方法:167人の患者に対してPCR検査とCT検査を同時に行いました。

結果:
167人中5人がPCR検査陰性でCT検査でウイルス性肺炎の所見がありました。その後、5人は8日以内にPCR検査が陽性となました。
167人中155人がPCR検査陽性でCT検査でウイルス性肺炎の所見がありました。
167人中7人がPCR検査陽性でCT検査でウイルス性肺炎の所見はありませんでした。
これらのことからCT検査の感度は95.8%(160/167)で、PCR検査の感度は97%(162/167)であると考えられます。
(注意:この研究ではPCR検査の感度が高いというのは当然という考えなのか、感度については言及していません。感度の計算は上の論文と同様の方法です。

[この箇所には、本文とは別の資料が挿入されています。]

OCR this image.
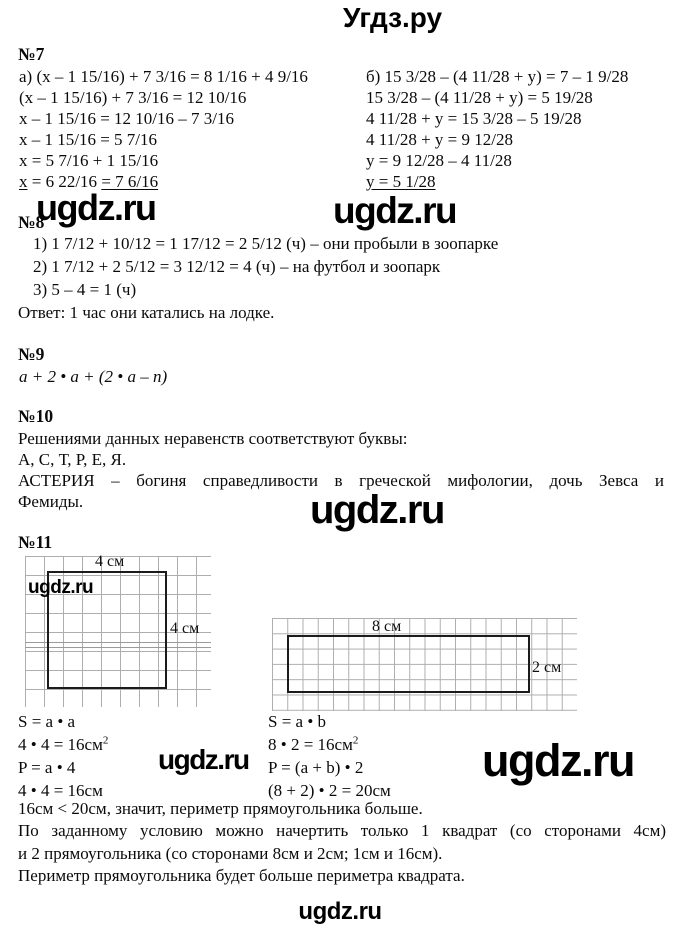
Угдз.ру
№7
а) (x – 1 15/16) + 7 3/16 = 8 1/16 + 4 9/16
(x – 1 15/16) + 7 3/16 = 12 10/16
x – 1 15/16 = 12 10/16 – 7 3/16
x – 1 15/16 = 5 7/16
x = 5 7/16 + 1 15/16
x = 6 22/16 = 7 6/16
б) 15 3/28 – (4 11/28 + y) = 7 – 1 9/28
15 3/28 – (4 11/28 + y) = 5 19/28
4 11/28 + y = 15 3/28 – 5 19/28
4 11/28 + y = 9 12/28
y = 9 12/28 – 4 11/28
y = 5 1/28
ugdz.ru	ugdz.ru
№8
1) 1 7/12 + 10/12 = 1 17/12 = 2 5/12 (ч) – они пробыли в зоопарке
2) 1 7/12 + 2 5/12 = 3 12/12 = 4 (ч) – на футбол и зоопарк
3) 5 – 4 = 1 (ч)
Ответ: 1 час они катались на лодке.
№9
a + 2 • a + (2 • a – n)
№10
Решениями данных неравенств соответствуют буквы:
А, С, Т, Р, Е, Я.
АСТЕРИЯ – богиня справедливости в греческой мифологии, дочь Зевса и
Фемиды.	ugdz.ru
№11
4 см
4 см
ugdz.ru
8 см
2 см
S = a • a
4 • $4 = 16см^2$
P = a • 4
4 • 4 = 16см
S = a • b
8 • $2 = 16см^2$
P = (a + b) • 2
(8 + 2) • 2 = 20см
ugdz.ru	ugdz.ru
16см < 20см, значит, периметр прямоугольника больше.
По заданному условию можно начертить только 1 квадрат (со сторонами 4см)
и 2 прямоугольника (со сторонами 8см и 2см; 1см и 16см).
Периметр прямоугольника будет больше периметра квадрата.
ugdz.ru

)

考察:
CT検査は早期スクリーニングに役立つ可能性があります。
PCR検査は時間がかかり、検査キットの不足もあり、今後感染者が増えた場合に対応できなくなる可能性があります。
ウイルス性肺炎の典型的な画像所見を示すにもかかわらずCOVID-19 RT-PCRが陰性であった患者には隔離と再検査を検討する必要があります。

2つの論文を読んで

2つの論文を読んでわかることは

  1. PCR検査の感度は97%と非常に高い
  2. PCR検査の手技に問題があると感度は70%程度まで下がることがある(下手な人が行う、不適切な検査キットを使う等)
  3. PCR検査には偽陰性の場合があるので感染が疑われる場合は隔離と再検査が必要
  4. 感染者が増え、検査キットの不足等でPCR検査が行えない場合はCT検査が役に立つ場合がある
  5. PCR検査の感度は70%という研究はCT販売促進のためか?(GEの人が研究に参加)

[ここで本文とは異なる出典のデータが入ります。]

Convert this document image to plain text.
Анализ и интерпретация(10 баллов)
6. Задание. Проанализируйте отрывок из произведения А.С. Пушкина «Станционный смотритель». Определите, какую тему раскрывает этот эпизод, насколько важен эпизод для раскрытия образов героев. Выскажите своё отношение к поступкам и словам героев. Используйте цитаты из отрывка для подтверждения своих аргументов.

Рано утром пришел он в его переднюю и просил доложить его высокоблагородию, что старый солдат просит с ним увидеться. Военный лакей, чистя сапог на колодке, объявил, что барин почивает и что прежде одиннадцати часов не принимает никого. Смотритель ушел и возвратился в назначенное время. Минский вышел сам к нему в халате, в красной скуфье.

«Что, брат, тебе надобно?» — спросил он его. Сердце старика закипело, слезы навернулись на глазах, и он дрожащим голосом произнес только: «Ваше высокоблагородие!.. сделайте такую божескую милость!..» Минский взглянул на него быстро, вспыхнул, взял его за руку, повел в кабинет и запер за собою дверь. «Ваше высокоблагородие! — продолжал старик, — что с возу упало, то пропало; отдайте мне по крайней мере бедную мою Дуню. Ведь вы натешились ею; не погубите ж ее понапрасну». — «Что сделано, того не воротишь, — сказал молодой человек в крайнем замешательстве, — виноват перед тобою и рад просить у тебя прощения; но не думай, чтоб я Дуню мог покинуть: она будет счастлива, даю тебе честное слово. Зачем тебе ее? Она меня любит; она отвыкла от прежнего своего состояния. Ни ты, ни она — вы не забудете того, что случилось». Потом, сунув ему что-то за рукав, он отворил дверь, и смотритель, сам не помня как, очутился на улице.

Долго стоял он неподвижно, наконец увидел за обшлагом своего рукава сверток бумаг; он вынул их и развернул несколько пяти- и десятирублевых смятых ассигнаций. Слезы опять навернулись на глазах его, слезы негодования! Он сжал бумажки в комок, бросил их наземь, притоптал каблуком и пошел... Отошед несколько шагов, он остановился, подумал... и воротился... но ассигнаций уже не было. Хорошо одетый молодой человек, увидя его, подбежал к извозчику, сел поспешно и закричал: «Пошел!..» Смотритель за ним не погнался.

現在日本ではPCR検査の感度は70%であると信じて疑わない人達がいます。
論文を読んでいるのでしょうか?

専門家会議の人達もPCR検査の感度は70%であると考え、対策を立てているのでしょうか?
下のスライド図はクラスター対策班、押谷仁氏によるもの(COVID-19への対策の概念 2020年3月29日暫定版)です。
左の図の意味はよくわかりませんが、説明文を読むとPCR検査の感度は低いと信じてそうな気がします。(現在どう考えているのかはわかりませんが)

PCR検査の感度97%という論文が無視され続け、検査手技に問題がある論文を信じ込みPCR検査の感度は70%であると信じる人達が多数いるのが不思議で仕方がありません。